Digest:         It is impermissible for a judicial candidate, who previously received a prestigious court-related award, to use quotations from the award nomination letters in his/her judicial campaign, unless (1) the candidate determines that the letter writer is not currently a sitting judge or other person subject to Section 100.5 and (2) the candidate includes sufficient information or context for the quotations to avoid misleading the public.


Rules:          22 NYCRR 100.2; 100.2(A); 100.5; 100.5(A)(1); 100.5(A)(1)(c); 100.5(A)(1)(e); 100.5(A)(2)(ii); 100.6(A); Opinion 07-72 (Vol. XV).


         A judicial candidate who received a prestigious award asks whether he/she may use quotations from letters written in support of his/her nomination for the award in his/her judicial campaign. Most of the letter writers are associated with the Unified Court System.

         A judge must avoid impropriety and the appearance of impropriety in all the judge’s activities (see 22 NYCRR 100.2) and must act at all times in a manner that promotes public confidence in the integrity and impartiality of the judiciary (see 22 NYCRR 100.2[A]). A judge may participate in his/her own campaign for judicial office (see 22 NYCRR 100.5[A][1][[c]) and may distribute pamphlets and other promotional campaign literature supporting his/her candidacy (see 22 NYCRR 100.5[A][2][ii]).

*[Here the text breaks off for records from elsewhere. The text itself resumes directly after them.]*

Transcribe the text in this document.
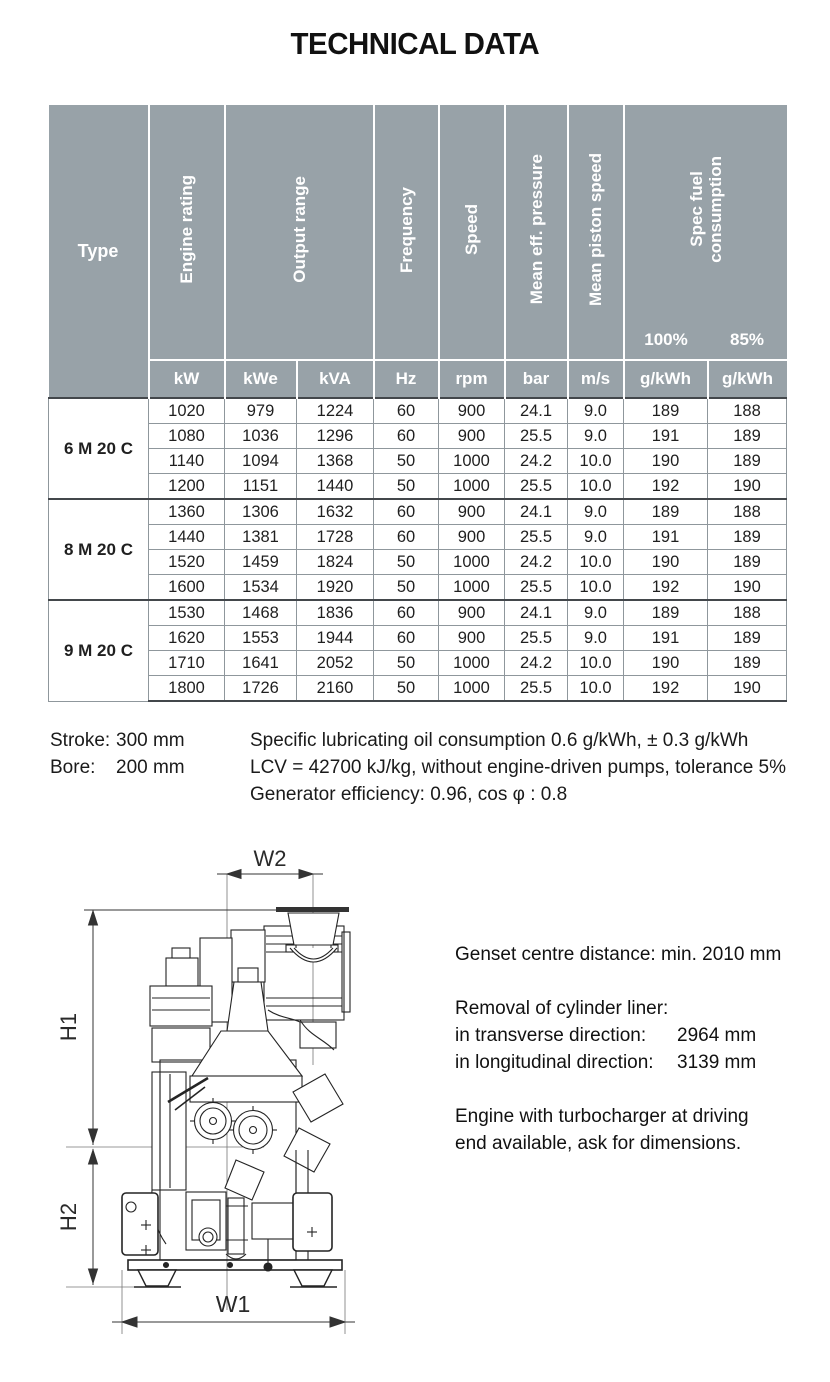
TECHNICAL DATA
Type	Engine rating	Output range		Frequency	Speed	Mean eff. pressure	Mean piston speed	Spec fuel consumption	

								100%	85%
	kW	kWe	kVA	Hz	rpm	bar	m/s	g/kWh	g/kWh
6 M 20 C	1020	979	1224	60	900	24.1	9.0	189	188
	1080	1036	1296	60	900	25.5	9.0	191	189
	1140	1094	1368	50	1000	24.2	10.0	190	189
	1200	1151	1440	50	1000	25.5	10.0	192	190
8 M 20 C	1360	1306	1632	60	900	24.1	9.0	189	188
	1440	1381	1728	60	900	25.5	9.0	191	189
	1520	1459	1824	50	1000	24.2	10.0	190	189
	1600	1534	1920	50	1000	25.5	10.0	192	190
9 M 20 C	1530	1468	1836	60	900	24.1	9.0	189	188
	1620	1553	1944	60	900	25.5	9.0	191	189
	1710	1641	2052	50	1000	24.2	10.0	190	189
	1800	1726	2160	50	1000	25.5	10.0	192	190
Stroke: 300 mm
Bore:	200 mm
Specific lubricating oil consumption 0.6 g/kWh, ± 0.3 g/kWh
LCV = 42700 kJ/kg, without engine-driven pumps, tolerance 5%
Generator efficiency: 0.96, cos φ : 0.8
W2
H1
H2
W1
Genset centre distance: min. 2010 mm
Removal of cylinder liner:
in transverse direction:	2964 mm
in longitudinal direction:	3139 mm
Engine with turbocharger at driving
end available, ask for dimensions.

         The inquiring judge should not use quotations from letters written by judges or quasi-judicial officials of the Unified Court System because §100.5 of the Rules Governing Judicial Conduct (Rules) prohibits sitting judges, quasi-judicial officials and candidates for judicial office from engaging directly or indirectly in any political activity unless authorized by law or the Rules (see 22 NYCRR 100.5[A][1]; 100.6[A]). In particular, they may not publicly endorse another candidate for public office (see 22 NYCRR 100.5[A][1][e]). Were the inquiring judge to use quotations by anyone subject to Part 100.5 in campaign materials, it would imply that the person quoted was endorsing the judge’s election.

         While it is ethically permissible for the inquiring judge to use quotations from letters by those who are not subject to §100.5, he/she must ensure that doing so does not mislead the public (see Opinion 97-72 [Vol. XV]). Therefore, under the circumstances presented, the candidate should clearly indicate the date and the original purpose for each quotation, and any other information required to ensure that each quotation is presented accurately (id.).